When people feel hopeless and their outlook for the future seems bleak, it is only natural to become defensive and blame others who struggle just like us.

The growing strife and ethnic clashes taking place in Ethiopia are not happening in a vacuum; the loss of civility and the metastasizing grievances are borne out of frustration with the current state of our nation and memories of violations that have never been addressed.

During times of tribulation, the people who gain the largest audience are not the ones who preach of unity but those who incite animosity. There is a reason why tribal demagogues garner wide appeal while those who counsel compassion and solidarity are frequently relegated to the sidelines.

If you take a look back throughout history, some of the darkest moments of humanity occurred during times of national hardship. When people lack opportunity and feel their God given freedoms and pursuits of happiness are impeded, they withdraw inward and lash out in bitterness.

Such is the case in Ethiopia, where present desperation is compounded by historical injustices. Though I often speak against firebrands who leverage the pains of the marginalized for their own benefits, I try my best to not vilify the everyday Ethiopian who gets swept up in the emotions and becomes vindictive.

Though I encounter my challenges and life is far from perfect, I am mindful of the fact that the average Ethiopian back home deals with a lot more adversities than I do. Who am I to judge from afar when I don’t have to Who am I to judge from afar when I don’t have to negotiate between paying rent and putting food on the table for my family?

It is better if we take the time to listen instead of reacting with anger. Various communities throughout Ethiopia—I do not use the word tribe because that word was injected in our psyche by mercenaries— have felt the burden of exclusion, acknowledging these wounds does not mean we take responsibility for them.

Conversations lead to healing, instead of bashing each other about past transgressions and current discriminations, why not listen with open hearts with the aim of arriving at solutions? Though separatism is a path to ruin, we can’t force unity upon others without making sure that their voices are heard in the process.

There are many factions fighting to monopolize suffering in Ethiopia and beyond but the truth is that all of us have felt the agony of loss. Decades, if not centuries, of ordeals have ingrained in our hearts the tears of our forefathers and the dissonance of present circumstances. How many among us can say that they have not been mobbed by iniquities? Every family bears the torment of death, dispossession and displacement deep in their hearts.

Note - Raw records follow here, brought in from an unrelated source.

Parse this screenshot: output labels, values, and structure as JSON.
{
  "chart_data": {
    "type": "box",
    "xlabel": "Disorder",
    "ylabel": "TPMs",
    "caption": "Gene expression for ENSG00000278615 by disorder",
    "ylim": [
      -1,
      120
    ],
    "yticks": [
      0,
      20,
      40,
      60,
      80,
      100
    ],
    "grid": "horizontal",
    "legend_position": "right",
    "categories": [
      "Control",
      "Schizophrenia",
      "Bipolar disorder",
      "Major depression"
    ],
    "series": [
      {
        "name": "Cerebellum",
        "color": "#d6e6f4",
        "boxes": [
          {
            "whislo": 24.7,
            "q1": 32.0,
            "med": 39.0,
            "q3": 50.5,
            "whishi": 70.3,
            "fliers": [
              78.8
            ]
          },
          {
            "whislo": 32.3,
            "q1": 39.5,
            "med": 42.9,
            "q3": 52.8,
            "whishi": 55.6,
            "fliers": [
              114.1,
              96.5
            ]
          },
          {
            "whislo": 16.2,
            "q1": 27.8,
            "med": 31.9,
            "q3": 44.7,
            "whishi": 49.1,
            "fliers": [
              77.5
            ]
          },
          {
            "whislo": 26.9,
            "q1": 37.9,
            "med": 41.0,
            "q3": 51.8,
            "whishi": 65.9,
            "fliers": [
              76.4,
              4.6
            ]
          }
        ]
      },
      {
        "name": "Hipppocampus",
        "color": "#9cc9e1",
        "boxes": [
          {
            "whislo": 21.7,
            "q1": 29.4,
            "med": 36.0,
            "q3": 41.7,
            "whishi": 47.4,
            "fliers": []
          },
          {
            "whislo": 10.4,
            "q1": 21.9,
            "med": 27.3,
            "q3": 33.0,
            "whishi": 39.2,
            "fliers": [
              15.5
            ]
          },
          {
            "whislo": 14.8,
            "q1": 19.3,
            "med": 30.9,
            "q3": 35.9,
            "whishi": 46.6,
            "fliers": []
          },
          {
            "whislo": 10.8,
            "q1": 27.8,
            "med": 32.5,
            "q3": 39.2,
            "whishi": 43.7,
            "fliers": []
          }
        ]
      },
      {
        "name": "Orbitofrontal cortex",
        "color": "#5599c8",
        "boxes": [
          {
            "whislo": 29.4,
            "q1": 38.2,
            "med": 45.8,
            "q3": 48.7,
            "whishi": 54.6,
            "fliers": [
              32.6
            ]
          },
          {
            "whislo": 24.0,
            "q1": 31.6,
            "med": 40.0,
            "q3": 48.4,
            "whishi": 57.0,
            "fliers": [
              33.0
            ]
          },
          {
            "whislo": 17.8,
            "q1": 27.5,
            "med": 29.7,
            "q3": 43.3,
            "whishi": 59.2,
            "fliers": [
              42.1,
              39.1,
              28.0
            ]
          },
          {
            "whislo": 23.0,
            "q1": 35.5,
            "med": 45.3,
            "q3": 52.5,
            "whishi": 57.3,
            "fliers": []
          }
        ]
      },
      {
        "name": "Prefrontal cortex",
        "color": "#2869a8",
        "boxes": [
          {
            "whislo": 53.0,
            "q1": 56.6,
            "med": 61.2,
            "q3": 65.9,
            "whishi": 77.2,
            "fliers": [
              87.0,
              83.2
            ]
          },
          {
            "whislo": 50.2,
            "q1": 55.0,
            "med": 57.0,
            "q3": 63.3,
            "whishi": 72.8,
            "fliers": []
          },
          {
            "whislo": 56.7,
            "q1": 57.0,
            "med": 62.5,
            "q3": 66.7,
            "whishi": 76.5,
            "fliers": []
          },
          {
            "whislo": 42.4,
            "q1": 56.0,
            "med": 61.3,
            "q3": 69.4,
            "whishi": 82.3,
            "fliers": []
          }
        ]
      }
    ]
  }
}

In a lot of ways, the issues taking place back home and throughout the “diaspora” have nothing to do with politics and everything to do with emotional and spiritual division. Considering that a genocide of massive scale took place in Ethiopia less than fifty years ago, the fact that millions sought safety through exodus and the ones who remained endured another four decades of brutality and suppression, in all honesty it is a blessing that we have remained intact through all these upheavals.

Half a century of surviving must give way to the next paradigm of healing and thriving. Doing so requires us to have honest conversations with the aim of mending instead of yelling past each other to prove superiority. We must find the will within ourselves to resolve our differences and forge a path forward based on mutual respect and empathy. After all, the person who might have a different dialect or practices a different faith is human just like us and shares our struggles to create a better life and has the same hopes of providing for loved ones.

We are not each other’s enemy; in fact if we hope to bend the arc of our country towards justice, it will only be possible if we buy into the notion of collective healing. There is no way to arrive at peace and prosperity through self-centered pursuits, we will either all make it to greener pastures together or we will be in famine separately. Contrary to popular beliefs, it is not scarcity in Ethiopia that has impoverished our country but an inadequacy of imagination. The minute we realize the value of collaboration instead of competing over dirkosh is the minute we will rise once more as a nation.

Most social ills —from crime, burgeoning tribalism and compounding despair—are traceable to economic inequalities. Instead of fighting over politics and dying over ethnic conflict, we can all reap the benefits of cooperation when we start focusing on building industries and empowering Ethiopians without bias to identity. In our hands we hold both the locks to our prison and the keys to our redemption; we can either choose to keep bickering apart or we can work together for the sake of restoration.